Daniela Holzinger: Bosnien. Wo bleibt das Selbstbestimmungsrecht?
Jedes Volk hat die Freiheit, selbst über seinen politischen Status, seine Staats- und Regierungsform sowie seine wirtschaftliche, soziale und kulturelle Entwicklung zu entscheiden – so das Völkerrecht. Bosnien sollte da keine Ausnahme sein, meint eXXpress-Kolumnistin Daniela Holzinger.
Watumba!
„Das zweite Jahrtausend geht zu Ende. Die Mauern sind gefallen, wir haben uns’re Wende. Europa ist frei, Europa wird neu. Bis auf eine kleine Balkan-Reiberei.“
So lautete die siebte Strophe der legendären EAV-Nummer „Neandertal“ im Original von 1991.

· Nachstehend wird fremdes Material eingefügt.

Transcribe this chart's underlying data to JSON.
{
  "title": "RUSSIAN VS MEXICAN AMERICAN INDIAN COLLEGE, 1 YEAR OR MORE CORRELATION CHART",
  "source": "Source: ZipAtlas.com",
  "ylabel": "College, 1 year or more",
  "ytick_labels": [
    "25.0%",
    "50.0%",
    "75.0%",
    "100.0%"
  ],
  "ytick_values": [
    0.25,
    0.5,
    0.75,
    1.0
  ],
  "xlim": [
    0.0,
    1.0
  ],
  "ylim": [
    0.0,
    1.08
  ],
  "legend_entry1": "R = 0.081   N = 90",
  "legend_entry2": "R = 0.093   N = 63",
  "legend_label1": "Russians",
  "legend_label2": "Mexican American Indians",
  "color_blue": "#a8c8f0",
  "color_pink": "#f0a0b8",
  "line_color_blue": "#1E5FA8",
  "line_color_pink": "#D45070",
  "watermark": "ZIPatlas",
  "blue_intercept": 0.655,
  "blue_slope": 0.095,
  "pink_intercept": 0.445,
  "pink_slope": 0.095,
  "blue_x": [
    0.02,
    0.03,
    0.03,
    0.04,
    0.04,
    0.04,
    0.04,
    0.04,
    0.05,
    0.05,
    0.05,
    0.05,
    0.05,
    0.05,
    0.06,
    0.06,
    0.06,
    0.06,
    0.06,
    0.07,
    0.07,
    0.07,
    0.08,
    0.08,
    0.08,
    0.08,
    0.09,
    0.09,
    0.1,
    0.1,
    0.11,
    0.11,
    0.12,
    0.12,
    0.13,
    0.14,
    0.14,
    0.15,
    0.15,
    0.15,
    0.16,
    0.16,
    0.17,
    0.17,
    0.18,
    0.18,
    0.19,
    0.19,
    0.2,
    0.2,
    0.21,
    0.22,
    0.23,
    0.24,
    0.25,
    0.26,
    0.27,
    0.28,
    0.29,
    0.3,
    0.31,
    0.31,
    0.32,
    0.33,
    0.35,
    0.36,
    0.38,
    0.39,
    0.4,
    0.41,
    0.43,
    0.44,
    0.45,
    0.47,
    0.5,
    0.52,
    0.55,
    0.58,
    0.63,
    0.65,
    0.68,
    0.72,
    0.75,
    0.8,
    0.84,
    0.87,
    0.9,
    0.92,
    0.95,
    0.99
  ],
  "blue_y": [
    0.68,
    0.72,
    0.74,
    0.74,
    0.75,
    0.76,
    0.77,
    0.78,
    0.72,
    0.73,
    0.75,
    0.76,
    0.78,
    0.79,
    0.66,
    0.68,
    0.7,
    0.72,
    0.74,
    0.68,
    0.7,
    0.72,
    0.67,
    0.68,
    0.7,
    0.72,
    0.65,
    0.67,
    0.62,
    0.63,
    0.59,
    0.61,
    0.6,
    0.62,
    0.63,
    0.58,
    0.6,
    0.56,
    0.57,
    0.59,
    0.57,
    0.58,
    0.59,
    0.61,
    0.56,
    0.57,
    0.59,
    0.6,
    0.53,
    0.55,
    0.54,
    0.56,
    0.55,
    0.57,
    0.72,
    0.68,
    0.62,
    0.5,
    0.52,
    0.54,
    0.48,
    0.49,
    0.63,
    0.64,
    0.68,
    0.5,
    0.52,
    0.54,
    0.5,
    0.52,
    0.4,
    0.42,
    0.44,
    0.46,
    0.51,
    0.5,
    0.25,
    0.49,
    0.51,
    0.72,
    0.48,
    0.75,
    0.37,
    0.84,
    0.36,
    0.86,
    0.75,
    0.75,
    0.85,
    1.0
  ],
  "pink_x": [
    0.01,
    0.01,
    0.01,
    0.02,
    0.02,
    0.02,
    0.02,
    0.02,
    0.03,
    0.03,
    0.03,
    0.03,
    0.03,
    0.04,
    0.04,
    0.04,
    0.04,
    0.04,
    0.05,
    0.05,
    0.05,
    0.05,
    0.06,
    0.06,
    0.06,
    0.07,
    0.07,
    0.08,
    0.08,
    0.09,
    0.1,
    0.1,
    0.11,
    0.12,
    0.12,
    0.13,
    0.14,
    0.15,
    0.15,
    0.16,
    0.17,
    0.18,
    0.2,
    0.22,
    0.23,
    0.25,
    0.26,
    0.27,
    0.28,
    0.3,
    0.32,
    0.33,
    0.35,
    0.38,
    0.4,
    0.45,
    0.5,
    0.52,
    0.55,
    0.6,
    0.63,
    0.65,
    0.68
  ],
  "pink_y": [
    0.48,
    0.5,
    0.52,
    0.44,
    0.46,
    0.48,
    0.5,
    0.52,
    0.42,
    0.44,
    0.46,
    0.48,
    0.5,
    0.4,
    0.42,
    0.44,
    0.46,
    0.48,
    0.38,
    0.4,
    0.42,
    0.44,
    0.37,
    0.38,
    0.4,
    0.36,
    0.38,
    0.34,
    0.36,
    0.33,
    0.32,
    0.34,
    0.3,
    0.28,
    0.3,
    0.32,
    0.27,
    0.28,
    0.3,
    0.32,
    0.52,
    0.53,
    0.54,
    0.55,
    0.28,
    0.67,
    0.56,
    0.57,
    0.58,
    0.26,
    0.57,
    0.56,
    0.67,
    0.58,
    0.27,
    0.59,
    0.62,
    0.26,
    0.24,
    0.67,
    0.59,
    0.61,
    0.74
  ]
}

Und werfen wir heute einen Blick in die Region vor den Toren unseres geeinten Europas wird klar: Thomas Spitzer und Co. hätten es sich sparen können umzutexten.
Fast 30 Jahre nach Kriegsende geht’s am Balkan wieder los. Nationalistische Kräfte sind am Vormarsch – die Vision eines funktionierenden Bosnisch-Herzegowinischen-Staates als potenziellen EU-Beitrittskandidaten verblasst. Zuletzt wurden sogar Warnungen vor einer Spaltung des Landes laut. Aber muss das tatsächlich etwas Schlechtes sein?
Der Gründungsmythos
Die Unabhängigkeitserklärung Sloweniens am 25. Juni 1991 wird von vielen als der Beginn vom Ende Jugoslawiens gesehen. In Wahrheit aber läutete sie lediglich den letzten, dramatischen Akt eines Stückes ein, dessen Ouvertüre der Tod von Langzeit-Staatschef Josip Broz „Tito“ lieferte.
Ohne die übergroße Integrationsfigur des Mannes aus einfachen Verhältnissen, des Widerstandskämpfers, des Führers aller Völker Jugoslawiens und auch ohne seine harte Hand, fehlte letztlich das entscheidende überbrückende Moment. Jener personifizierte Gründungsmythos, der in der Lage war zusammenzuhalten, was nicht zusammenhalten will.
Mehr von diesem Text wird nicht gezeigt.